Quand en 1959, les Soviétiques achèvent
le désastreux « plan de conquête
des terres vierges », ils dessinent un
schéma hydraulique commun aux cinq Républiques
d’Asie centrale (Ouzbékistan, Tadjikistan,
Turkménistan, Kazakhstan et Kirghizstan)
et créent une interdépendance entre
elles, conçue sur le tristement célèbre « diviser
pour régner ». Les cours des fleuves
Syr Daria et Amou Daria qui prennent respectivement
leurs sources au Kirghizstan et au Tadjikistan,
sont détournés par un système
de canaux et de réservoirs en Ouzbékistan
(canal de Boukhara), Turkménistan (canal
de Karakoum) et Kazakhstan (réservoir
de Tchardara). En échange, des pipelines
et des gazoducs partent de ces derniers pour
amener pétrole et gaz aux pays fournisseurs
d’eau.
Dès 1965, les conséquences
sur l’environnement liées aux perturbations
hydrauliques sont visibles, avec la plus spectaculaire
d’entre elles : le reflux progressif mais
définitif du quatrième plus grand
lac au monde en superficie, la mer d’Aral,
embouchure naturelle des deux fleuves. En se retirant,
la mer a laissé 36 000 km2 de fonds marins
à ciel ouvert ; une étendue salée
qui, sous l’effet des vents nord-est, dispersent
des tonnes de poussière dans l’atmosphère,
estimées à 46 millions de tonnes
dans le rapport d’activité de MSF
en 2000 .
SUITE
© EKWO
|
DOSSIER
ENVIRONNEMENT & PHENOMENES
Texte : Anne Vigna
Les terres de la Karakalpakie, région de
la mer d’Aral, à l’ouest du
pays, sont incultivables, couvertes d’une
couche blanche de sel et la salinité de
l’eau est quatre fois supérieure à la
limite recommandée par l’OMS (Organisation
Mondiale de la Santé). Une catastrophe écologique
dont les retombées se concentrent aujourd’hui
sur la population.
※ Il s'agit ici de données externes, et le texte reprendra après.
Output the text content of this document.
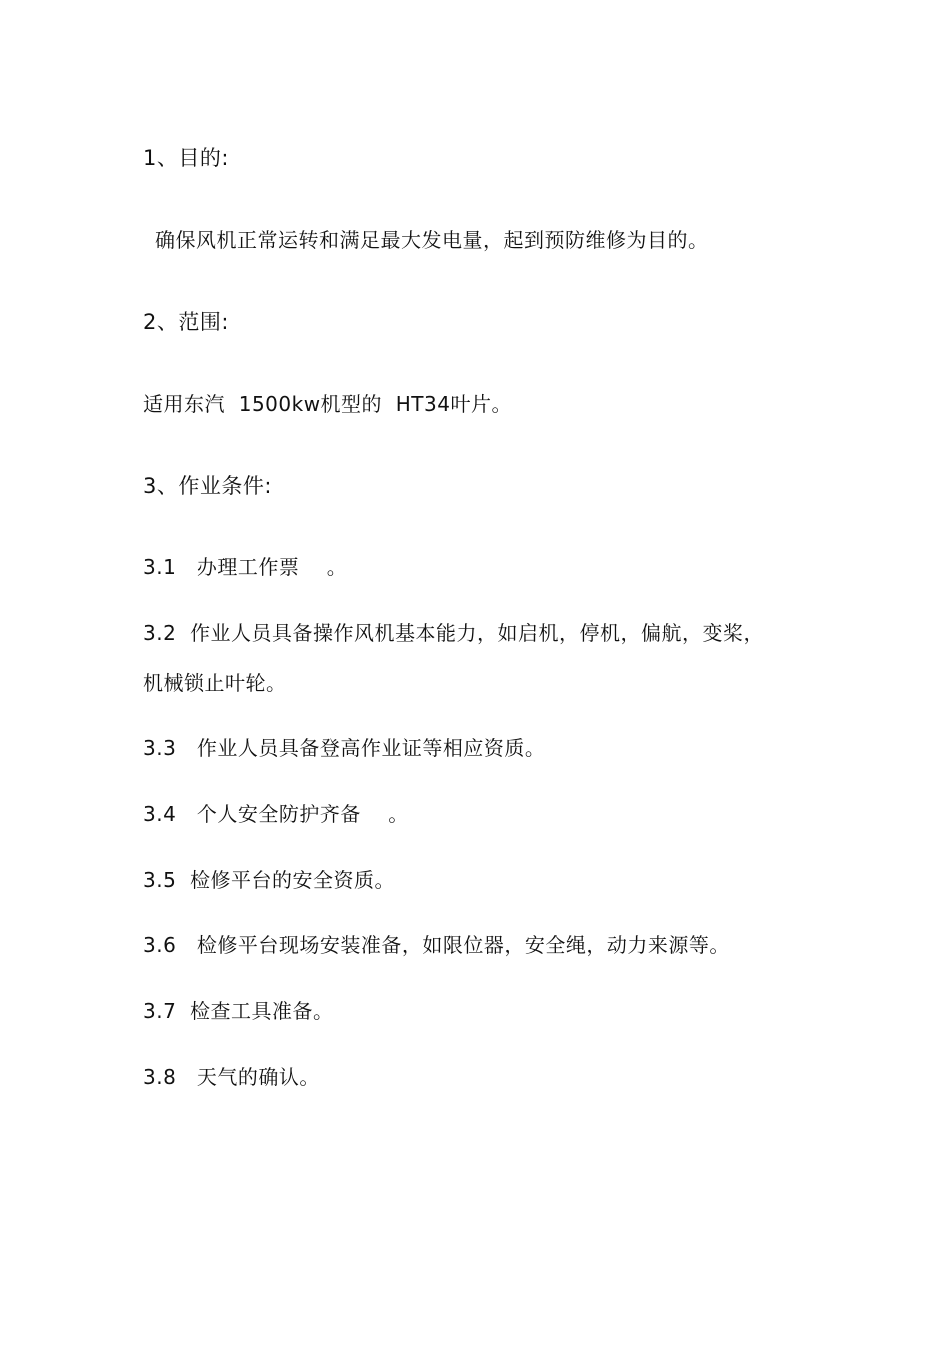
1、目的:
确保风机正常运转和满足最大发电量，起到预防维修为目的。
2、范围:
适用东汽  1500kw机型的  HT34叶片。
3、作业条件:
3.1   办理工作票    。
3.2  作业人员具备操作风机基本能力，如启机，停机，偏航，变桨，
机械锁止叶轮。
3.3   作业人员具备登高作业证等相应资质。
3.4   个人安全防护齐备    。
3.5  检修平台的安全资质。
3.6   检修平台现场安装准备，如限位器，安全绳，动力来源等。
3.7  检查工具准备。
3.8   天气的确认。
La Karakalpakie, connaît
les pires conditions sanitaires de l’Ouzbékistan
: taux de mortalité infantile le plus élevé,
70% de la population souffre d’anémie – neuf
femmes enceintes sur dix – et la tuberculose
est devenu le premier fléau. 80% de la population
est au chômage suite à la disparition
des deux principales activités économiques
de la région, la pêche et l’agriculture.
Sur l’autre rive, dans la province d’Atyrau
au Kazakhstan, le HCR (Haut Comité aux Réfugiés)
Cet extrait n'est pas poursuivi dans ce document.